Aujourd'hui on ne voit plus que quelques
trous à l'endroit où se trouvaient les
caves de la bâtisse...
La scierie.
Comme vous le savez le premier conflit
mondial n'a pas directement concerné le
secteur de Grandvillers, la ligne de front
se trouvant surtout sur les rives de la
Meurthe et dans les environs de St Dié et des montagnes alentours.

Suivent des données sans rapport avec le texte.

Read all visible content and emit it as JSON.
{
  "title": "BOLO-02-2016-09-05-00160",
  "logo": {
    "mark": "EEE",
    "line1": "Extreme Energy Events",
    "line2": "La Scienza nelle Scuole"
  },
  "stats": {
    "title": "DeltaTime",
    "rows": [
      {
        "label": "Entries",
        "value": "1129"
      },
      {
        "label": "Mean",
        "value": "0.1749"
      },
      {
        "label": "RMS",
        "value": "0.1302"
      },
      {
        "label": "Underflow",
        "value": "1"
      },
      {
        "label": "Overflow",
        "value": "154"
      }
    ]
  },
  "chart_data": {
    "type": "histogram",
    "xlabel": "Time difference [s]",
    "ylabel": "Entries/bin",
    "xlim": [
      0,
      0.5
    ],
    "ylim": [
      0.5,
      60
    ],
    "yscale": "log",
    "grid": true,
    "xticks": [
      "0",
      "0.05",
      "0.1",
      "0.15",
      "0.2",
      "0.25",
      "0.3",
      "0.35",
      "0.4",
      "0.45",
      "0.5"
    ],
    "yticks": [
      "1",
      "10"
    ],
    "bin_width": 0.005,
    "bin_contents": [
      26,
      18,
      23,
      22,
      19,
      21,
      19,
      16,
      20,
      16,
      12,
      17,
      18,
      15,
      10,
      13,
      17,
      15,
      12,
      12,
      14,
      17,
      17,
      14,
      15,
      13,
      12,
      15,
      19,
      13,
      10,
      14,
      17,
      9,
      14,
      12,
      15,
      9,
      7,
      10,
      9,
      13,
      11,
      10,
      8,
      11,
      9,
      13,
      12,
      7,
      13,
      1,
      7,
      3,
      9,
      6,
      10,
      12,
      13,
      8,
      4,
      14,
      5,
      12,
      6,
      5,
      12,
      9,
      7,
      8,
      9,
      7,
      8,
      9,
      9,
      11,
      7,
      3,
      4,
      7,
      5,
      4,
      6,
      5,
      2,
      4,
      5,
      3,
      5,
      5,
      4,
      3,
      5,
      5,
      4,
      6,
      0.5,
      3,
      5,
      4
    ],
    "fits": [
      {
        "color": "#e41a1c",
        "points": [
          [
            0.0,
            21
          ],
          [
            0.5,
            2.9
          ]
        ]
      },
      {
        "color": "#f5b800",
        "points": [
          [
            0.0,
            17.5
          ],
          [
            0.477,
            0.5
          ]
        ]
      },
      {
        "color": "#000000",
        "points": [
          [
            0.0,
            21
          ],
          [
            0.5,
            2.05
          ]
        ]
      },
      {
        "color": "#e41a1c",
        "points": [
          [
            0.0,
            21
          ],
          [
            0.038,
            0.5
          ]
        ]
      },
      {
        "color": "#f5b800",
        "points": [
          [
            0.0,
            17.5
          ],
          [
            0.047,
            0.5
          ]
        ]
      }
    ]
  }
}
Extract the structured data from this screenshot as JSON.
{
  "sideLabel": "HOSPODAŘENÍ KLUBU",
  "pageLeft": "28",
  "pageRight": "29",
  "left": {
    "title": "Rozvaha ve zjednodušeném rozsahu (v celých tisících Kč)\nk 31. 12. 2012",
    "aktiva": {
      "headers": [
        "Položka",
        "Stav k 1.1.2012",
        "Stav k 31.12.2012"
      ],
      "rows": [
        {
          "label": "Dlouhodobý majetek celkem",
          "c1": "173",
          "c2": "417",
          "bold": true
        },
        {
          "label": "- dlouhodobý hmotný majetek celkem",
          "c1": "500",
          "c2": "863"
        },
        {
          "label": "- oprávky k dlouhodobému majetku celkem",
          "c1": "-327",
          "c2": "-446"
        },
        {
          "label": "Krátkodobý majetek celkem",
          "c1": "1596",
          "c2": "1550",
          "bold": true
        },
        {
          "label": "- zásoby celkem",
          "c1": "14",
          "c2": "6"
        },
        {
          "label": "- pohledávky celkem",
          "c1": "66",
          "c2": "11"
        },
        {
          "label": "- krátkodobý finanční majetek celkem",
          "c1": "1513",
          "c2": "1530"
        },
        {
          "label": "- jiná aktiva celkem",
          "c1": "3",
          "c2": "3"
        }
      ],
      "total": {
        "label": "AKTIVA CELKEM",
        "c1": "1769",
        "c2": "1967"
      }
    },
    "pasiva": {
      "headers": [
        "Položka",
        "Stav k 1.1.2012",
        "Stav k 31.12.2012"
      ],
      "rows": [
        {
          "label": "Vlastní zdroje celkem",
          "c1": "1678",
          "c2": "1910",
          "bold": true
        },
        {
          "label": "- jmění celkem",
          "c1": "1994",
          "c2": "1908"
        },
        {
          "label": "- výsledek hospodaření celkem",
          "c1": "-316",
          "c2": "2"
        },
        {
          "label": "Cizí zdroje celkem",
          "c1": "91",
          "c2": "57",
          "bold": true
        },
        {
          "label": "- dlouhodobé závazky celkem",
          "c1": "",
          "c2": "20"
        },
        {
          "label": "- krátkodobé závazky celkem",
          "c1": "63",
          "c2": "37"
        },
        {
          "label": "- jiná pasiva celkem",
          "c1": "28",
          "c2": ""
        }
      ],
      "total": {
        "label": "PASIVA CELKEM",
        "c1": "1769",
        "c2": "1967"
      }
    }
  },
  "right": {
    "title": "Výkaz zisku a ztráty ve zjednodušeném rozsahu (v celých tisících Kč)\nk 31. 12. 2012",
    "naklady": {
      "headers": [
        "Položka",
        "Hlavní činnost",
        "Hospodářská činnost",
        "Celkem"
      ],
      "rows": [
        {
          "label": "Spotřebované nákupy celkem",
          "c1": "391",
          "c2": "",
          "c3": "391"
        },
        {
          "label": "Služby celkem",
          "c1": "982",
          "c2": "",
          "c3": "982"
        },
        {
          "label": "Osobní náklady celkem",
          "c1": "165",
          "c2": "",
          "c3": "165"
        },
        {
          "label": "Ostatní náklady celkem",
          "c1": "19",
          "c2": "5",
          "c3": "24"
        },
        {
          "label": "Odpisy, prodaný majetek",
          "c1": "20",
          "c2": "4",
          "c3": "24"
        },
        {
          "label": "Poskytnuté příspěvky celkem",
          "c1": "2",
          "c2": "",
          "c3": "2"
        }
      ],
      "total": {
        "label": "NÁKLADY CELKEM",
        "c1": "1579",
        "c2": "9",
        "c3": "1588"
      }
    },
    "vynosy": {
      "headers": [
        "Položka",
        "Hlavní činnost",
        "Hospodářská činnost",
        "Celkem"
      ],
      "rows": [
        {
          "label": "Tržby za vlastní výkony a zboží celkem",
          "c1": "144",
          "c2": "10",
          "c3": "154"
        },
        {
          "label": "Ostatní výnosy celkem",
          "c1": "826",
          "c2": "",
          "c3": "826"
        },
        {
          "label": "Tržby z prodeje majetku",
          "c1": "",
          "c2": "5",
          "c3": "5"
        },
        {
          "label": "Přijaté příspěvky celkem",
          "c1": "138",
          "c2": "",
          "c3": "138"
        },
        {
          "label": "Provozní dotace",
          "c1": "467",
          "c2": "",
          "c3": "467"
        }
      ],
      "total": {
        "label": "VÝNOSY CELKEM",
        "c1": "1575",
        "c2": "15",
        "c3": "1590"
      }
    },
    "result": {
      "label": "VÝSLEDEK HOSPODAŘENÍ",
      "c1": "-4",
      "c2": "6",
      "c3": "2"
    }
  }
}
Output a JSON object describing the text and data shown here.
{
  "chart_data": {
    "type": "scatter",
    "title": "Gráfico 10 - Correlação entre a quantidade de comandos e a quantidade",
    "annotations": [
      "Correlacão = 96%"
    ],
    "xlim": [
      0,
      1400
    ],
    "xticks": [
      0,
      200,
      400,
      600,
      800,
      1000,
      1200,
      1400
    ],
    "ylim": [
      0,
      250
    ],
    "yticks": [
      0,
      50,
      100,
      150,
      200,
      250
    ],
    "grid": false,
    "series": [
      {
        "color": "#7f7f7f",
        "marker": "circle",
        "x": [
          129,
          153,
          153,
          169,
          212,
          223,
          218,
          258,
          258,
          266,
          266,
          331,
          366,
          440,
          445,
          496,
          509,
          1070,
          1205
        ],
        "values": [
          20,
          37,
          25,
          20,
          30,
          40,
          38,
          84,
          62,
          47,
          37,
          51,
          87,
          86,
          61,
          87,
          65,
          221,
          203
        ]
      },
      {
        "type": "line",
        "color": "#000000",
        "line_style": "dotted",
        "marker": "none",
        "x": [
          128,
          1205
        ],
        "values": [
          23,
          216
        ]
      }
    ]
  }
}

Mais l'armée américaine est venue s'installer à Grandvillers [1] à la fin du conflit (novembre 1917). Un bataillon de forestiers (le 20th Engineers Regiment) avait établi une scierie, pas très loin de la ferme, où étaient fabriquées des traverses de chemin de fer et des planches destinées à la construction de ponts et de caisses. Cette scierie a fonctionné de décembre 1917 à avril 1919. Comme toutes les structures américaines, cette fabrique surprenait par sa technologie et son débit de sciage, bien au delà des moyens qu'avaient à l'époque, nos forestiers vosgiens.
Les bois Chevillot
Au carrefour de Pétainrupt, si on part à gauche, on pénètre dans les bois Chevillot qui sont territoire de
Frémifontaine mais si proche de
notre village qu'il m'est difficile de
ne pas en parler...
Cette forêt est historiquement et
archéologiquement très intéressante
du fait des découvertes qui y ont été
faites et témoignent d'une présence
humaine très ancienne dans le
secteur.
Six stèles d'origine gallo-romaines[2]
ont été découvertes en 1840 par un
garde forestier. Les plus remarquables
sont une représentation de la déesse
Epona assise sur une jument, haute
de 53cm et une pierre triangulaire
(70cm) contenant dix petites têtes
sculptées et rangées sur deux lignes
qui pourraient être les "dieux de la
semaine". Il y a aussi un fragment de
75cm représentant Mercure.
Toutes ces pierres taillées sont
actuellement au musée d'Epinal
(malheureusement non exposées). Un instituteur nommé Jeandidier aurait également découvert une ancienne voie pavée en 1861, qui serait la voie romaine reliant Mortagne à Girmont (et qui passe aussi par Pierrepont et Nonzeville). Toutes ces trouvailles témoignent donc d'une présence gallo-romaine dans cette forêt mitoyenne de Grandvillers.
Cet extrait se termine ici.